I switched most of my scraping to automation platforms that handle all the browser headaches. Your scraping logic runs on demand or scheduled, but you don’t deal with headless configs, driver versions, or any of that garbage on your Ubuntu box.

Replaced dozens of these setups already. Less maintenance, more reliable, and keeps your environment clean like you want.

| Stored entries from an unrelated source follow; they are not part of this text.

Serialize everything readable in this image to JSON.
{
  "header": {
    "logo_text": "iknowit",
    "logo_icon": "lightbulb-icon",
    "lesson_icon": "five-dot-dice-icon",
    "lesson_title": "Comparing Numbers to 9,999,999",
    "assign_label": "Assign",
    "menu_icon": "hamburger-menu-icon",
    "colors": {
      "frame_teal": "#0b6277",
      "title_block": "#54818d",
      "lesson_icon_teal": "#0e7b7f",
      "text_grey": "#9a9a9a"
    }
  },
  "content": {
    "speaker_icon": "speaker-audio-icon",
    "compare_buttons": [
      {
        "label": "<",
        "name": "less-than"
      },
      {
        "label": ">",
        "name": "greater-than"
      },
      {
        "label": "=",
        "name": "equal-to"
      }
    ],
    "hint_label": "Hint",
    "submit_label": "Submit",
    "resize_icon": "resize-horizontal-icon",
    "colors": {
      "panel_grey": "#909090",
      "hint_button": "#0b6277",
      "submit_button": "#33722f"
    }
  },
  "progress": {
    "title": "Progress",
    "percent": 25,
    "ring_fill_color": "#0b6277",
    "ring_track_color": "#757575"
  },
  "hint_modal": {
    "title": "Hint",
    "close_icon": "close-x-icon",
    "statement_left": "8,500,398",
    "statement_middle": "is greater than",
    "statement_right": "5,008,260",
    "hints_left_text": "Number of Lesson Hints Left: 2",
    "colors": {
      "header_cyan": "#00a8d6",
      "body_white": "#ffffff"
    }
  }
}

For web scraping workflows without local browser management, Latenode works well: https://latenode.com

Indeed, the documentation can be misleading regarding the necessity of having a browser installed. Selenium’s WebDriver functions as an interface that requires a browser engine to operate. Without the browser executable present, you will encounter errors. In a minimal environment like your Ubuntu setup, it is advisable to install Chromium instead of Chrome, as it is lighter and does not include a GUI. You can install it using the command ‘sudo apt install chromium-browser’. While headless mode eliminates the graphical interface, it still relies on the core browser functionalities for JavaScript execution.